Dzieki za wyjasnienie. Moj jezyk polski jest jezykiem wyoczonym, a wlasciwie w niustannyej fazie ewolucji stylistycznej I merytorycznej. Nie jest to moj pierwszy ani nawet drugi jezyk, ktorym sie posluguje, wiec prosze o wybaczenie, jezeli zdarzaja mi sie pomylki. Jest bardzo prawdopodobne, ze robie wciaz bledy, aczkolwiek patrzac na radosna tworczosc wiekszosci uzytkownikow tego forum, mam nadzieje iz nie jestem na szarym koncu peletonu, mam na mysli znajomosc I sposob uzywania jezyka polskiego. Co do uzywania co niektorych slow, jak zauwazone przez ciebie "predykamentalne" jest to z pewnoscia czesc procesu rejestrowania takich okreslen I przyswajania ich, zapamietywania. Jestem wiec przekonany, ze widzialem takie slowo uzywane w jezyku polskim, gdyz to jedyny powod dla ktorego go uzywam. oczywiscie nie bede negowal twojej wiedzy w tym temacie I zdecydowanie wiekszego doswiadczenia, wiec pozwole sobie w najblizszym czasie zweryfikowac czy uzycie tego okreslenia przeze mnie jest poprawne czy tez nie. Mowiac jednak o tym, jezyk polski jest jezykiem bardzo chlonnym I otwartym na wplywy, wiec jezeli takie slowo nie jest uzywane, mamy duze szanse iz bedzie.
Inteligentny człowiek nie musi czytać dwa razy, żeby zrozumieć,
Inteligentny człowiek rozumie też dlaczego pan z postu z góry zupełnie pominął fakt, że pierwotnie oglądał tylko fragment (i to niezbyt dokładnie) natomiast wypunktował całą walkę."

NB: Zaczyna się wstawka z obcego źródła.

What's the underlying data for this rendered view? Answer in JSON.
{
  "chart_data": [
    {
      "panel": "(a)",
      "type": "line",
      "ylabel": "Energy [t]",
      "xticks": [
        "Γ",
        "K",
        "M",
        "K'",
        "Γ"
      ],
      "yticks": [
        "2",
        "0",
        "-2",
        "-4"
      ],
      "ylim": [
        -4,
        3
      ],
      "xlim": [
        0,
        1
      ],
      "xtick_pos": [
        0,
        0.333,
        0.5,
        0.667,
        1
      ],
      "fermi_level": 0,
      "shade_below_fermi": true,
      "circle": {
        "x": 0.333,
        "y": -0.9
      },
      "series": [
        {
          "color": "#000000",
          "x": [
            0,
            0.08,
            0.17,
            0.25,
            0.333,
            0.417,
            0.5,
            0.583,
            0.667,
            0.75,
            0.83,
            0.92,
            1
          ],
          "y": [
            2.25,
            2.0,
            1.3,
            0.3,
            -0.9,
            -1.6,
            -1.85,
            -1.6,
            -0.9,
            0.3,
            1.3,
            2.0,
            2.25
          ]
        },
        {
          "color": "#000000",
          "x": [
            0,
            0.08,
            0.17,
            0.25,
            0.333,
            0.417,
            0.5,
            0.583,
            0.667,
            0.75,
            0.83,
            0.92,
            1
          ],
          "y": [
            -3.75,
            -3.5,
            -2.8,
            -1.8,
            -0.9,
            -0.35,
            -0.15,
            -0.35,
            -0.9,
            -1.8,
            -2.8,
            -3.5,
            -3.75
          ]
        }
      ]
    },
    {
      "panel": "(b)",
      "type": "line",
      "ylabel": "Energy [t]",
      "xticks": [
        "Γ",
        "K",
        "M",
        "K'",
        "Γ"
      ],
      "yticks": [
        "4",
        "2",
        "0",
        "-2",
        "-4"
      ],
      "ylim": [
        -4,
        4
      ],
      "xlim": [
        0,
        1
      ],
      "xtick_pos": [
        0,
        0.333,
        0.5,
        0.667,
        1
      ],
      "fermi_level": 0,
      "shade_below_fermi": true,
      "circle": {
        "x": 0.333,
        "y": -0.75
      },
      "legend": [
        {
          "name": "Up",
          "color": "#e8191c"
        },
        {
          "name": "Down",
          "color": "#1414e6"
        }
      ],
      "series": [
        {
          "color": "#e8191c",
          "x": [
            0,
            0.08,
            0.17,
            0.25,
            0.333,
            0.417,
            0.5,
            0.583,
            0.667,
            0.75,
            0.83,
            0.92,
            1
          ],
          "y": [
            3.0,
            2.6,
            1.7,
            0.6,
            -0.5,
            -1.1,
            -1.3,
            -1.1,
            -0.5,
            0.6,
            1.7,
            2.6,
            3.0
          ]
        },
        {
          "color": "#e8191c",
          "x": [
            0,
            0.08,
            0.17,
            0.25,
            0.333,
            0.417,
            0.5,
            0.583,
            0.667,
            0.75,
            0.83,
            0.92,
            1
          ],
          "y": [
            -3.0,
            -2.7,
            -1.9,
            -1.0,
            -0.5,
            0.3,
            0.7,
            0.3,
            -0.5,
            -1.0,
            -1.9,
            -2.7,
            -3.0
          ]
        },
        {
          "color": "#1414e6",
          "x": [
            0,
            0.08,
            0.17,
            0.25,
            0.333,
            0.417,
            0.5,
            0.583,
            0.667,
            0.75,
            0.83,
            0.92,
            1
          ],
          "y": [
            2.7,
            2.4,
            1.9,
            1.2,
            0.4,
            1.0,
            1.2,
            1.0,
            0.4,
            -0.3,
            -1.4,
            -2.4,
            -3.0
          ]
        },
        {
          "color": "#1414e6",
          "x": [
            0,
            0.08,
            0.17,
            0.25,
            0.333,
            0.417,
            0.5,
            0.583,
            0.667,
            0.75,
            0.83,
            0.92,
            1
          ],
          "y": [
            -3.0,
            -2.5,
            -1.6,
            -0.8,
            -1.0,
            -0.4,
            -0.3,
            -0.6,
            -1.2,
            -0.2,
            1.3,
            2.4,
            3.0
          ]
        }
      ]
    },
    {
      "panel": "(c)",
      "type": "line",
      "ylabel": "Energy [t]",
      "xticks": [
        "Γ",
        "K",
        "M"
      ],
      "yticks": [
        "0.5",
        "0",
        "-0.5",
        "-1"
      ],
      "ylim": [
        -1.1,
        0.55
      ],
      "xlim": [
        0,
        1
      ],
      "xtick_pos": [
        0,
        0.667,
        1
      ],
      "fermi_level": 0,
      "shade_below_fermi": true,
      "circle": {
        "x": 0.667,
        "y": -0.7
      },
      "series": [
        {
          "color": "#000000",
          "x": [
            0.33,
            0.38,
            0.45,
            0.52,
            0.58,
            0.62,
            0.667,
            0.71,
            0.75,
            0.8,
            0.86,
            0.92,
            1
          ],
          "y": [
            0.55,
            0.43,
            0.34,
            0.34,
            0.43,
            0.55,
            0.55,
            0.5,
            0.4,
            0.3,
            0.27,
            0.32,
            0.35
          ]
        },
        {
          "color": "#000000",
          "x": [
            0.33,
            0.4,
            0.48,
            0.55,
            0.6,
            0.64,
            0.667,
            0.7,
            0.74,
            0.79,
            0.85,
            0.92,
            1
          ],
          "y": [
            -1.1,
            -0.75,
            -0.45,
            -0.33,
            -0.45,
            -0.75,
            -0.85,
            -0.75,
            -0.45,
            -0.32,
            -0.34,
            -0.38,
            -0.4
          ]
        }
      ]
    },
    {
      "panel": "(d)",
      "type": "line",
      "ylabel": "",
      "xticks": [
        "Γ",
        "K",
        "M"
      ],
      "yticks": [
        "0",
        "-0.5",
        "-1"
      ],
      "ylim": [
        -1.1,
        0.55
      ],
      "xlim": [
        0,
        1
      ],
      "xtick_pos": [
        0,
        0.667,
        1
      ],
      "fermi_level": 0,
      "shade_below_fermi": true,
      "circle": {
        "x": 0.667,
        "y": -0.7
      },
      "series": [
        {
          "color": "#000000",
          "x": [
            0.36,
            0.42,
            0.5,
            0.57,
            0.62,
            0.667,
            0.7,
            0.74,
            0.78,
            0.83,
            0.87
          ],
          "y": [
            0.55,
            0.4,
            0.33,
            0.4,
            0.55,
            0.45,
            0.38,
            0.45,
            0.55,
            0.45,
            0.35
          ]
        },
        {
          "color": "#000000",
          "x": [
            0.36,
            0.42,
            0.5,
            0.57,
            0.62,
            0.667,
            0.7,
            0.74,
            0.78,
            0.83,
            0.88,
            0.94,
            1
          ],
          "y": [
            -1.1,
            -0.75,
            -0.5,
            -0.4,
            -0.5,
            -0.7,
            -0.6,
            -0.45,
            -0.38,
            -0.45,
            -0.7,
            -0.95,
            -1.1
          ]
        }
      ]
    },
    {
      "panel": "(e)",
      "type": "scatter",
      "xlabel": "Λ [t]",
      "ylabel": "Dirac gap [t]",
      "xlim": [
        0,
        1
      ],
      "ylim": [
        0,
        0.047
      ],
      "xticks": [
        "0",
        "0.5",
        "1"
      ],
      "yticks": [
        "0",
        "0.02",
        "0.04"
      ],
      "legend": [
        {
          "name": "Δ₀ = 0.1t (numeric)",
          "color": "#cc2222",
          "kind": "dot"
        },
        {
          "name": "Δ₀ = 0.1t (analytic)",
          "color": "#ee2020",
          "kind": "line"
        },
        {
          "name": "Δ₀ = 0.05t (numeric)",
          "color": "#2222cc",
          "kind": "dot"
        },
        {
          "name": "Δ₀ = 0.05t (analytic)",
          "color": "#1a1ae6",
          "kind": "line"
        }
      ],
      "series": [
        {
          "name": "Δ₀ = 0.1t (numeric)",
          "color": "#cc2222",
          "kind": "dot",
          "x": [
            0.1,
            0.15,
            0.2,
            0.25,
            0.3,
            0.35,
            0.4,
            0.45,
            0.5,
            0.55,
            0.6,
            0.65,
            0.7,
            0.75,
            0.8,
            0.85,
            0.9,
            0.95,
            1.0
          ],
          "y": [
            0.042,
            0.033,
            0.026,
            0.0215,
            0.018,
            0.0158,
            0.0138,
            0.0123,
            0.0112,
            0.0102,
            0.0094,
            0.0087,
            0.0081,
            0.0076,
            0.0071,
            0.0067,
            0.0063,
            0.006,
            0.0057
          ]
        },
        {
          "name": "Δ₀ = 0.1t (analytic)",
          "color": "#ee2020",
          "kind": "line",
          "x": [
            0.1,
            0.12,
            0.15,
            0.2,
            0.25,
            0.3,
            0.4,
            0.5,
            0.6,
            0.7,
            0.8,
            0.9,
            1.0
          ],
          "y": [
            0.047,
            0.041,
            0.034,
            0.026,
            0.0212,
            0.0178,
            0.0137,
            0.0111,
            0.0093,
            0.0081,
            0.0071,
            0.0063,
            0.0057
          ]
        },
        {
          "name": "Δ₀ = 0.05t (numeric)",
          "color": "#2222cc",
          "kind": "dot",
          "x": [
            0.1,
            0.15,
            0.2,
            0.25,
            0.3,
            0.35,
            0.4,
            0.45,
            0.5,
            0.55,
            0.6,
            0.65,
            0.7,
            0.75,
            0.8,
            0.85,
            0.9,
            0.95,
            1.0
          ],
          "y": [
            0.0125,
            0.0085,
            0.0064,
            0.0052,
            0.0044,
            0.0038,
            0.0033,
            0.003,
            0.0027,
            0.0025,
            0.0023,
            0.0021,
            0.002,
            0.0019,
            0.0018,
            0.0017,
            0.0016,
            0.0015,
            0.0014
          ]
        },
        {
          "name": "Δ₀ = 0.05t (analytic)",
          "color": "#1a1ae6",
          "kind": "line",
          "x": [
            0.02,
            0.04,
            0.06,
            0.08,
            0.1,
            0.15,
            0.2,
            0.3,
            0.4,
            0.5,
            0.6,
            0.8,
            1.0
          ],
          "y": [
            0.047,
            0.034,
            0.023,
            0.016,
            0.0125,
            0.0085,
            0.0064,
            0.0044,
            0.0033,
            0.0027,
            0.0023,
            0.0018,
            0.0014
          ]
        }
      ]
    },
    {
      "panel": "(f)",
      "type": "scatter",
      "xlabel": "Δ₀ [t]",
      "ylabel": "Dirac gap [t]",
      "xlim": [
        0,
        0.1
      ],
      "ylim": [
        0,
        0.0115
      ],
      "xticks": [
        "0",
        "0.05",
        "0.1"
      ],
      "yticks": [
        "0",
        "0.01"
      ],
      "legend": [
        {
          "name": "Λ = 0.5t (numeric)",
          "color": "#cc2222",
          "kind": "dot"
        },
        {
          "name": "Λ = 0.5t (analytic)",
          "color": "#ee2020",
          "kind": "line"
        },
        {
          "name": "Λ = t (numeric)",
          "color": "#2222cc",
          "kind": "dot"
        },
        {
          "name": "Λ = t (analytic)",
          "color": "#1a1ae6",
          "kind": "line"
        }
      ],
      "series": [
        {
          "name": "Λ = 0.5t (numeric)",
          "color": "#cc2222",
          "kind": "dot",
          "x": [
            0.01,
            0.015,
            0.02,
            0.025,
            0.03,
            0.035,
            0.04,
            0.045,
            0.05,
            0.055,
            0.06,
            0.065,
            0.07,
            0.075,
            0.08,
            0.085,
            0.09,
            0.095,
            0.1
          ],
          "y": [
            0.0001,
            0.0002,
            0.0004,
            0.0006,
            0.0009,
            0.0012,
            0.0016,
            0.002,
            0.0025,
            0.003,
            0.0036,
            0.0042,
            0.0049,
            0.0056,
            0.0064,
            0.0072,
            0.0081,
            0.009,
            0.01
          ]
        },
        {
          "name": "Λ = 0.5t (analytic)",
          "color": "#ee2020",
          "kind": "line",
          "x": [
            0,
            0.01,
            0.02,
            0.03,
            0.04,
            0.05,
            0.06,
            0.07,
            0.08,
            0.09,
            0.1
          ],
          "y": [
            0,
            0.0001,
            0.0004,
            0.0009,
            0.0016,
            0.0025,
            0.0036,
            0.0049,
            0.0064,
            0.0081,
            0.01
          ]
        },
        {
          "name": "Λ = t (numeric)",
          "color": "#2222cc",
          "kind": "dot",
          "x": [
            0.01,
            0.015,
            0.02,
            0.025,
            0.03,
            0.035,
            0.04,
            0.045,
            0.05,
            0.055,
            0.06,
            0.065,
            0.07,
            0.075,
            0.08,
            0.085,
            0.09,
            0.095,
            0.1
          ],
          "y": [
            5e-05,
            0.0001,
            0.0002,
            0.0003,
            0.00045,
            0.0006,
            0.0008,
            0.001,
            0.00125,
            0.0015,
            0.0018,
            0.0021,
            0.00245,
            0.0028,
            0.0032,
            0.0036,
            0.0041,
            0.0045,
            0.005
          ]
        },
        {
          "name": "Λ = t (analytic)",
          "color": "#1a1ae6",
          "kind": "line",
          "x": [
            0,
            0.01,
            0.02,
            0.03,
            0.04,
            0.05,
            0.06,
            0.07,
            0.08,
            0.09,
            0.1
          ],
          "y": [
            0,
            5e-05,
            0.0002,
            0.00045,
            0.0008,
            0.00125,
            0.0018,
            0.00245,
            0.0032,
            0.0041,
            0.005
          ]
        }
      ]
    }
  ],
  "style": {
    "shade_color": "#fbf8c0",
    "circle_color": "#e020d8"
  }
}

Najwyrazniej wiec inteligentny nie jestes, gdyz moje punktowanie walki, ktora ogladalem po raz pierwszy niezbyt dokladnie, wcale niczym nie rozni sie od tego co robi wiekszosc z was ogladajac streamiki i komentujac na tym forum. Ja staram sie zawsze kazdy pojedynek ogladac bardzo uwaznie, wiec dlatego tez napisalem uczciwie, ze moje pierwsze ogladanie nie bylo dokladne, by nie powiedziec fragmentaryczne. Nie bylo jednak az tak zle, gdyz ocenilem przebieg tego rewanzu bardzo dokladnie juz po pierwszym razie a ponowne I dokladne obejrzenie utwierdzilo mnie w przekonaniu, iz mialem absolutna racje.
Czegos jeszcze nie rozumiesz? Jakies dodoatkowe wyjasnienia potrzebne sa tobie bys mogl spokojnie spac chlopcze drogi...lol...
Tylko totalny głupek, gdy kompromitacja jasna, widoczna i klarowna, ewidentna, brnie dalej, wychodząc na jeszcze większego durnia."
Pisalem juz o ewidentnym braku edukacji I znajomosci jezyka polskiego I co prawda nie jestes w tym odosobniony, to jestes w grupie natretow a to samo w sobie sklania mnie do poswiecenia ci wiekszej uwagi. Mam nadzieje, ze to ci pomoze w dalszej ewolucji.
Pozdrowionka sympatyczny kolego, gdyz od "durniow" nie bede cie wyzywal z prostego bardzo powodu, by zaznaczyc poziom kultury osobistej i klasy.
W takim razie jesteś w pełni usprawiedliwiony, a mi pozostaje napisać jedynie...wow. Jak na trzeci język (a nawet drugi) fenomenalnie władasz pisaną polszczyzną! Niejeden rodzimy uczeń szkoły wyższej poczułby się zawstydzony. Natomiast odnośnie samego wyrazu i jego możliwości trafienia do obiegu- słowo to już funkcjonuje, jak wspominałem, w tekstach tłumaczonych, tak więc czy to w swoim ontologicznym znaczeniu czy zupełnie nowym, potocznym - jak najbardziej.
Pozdrawiam i życzę dalszych sukcesów w odkrywaniu naszego języka.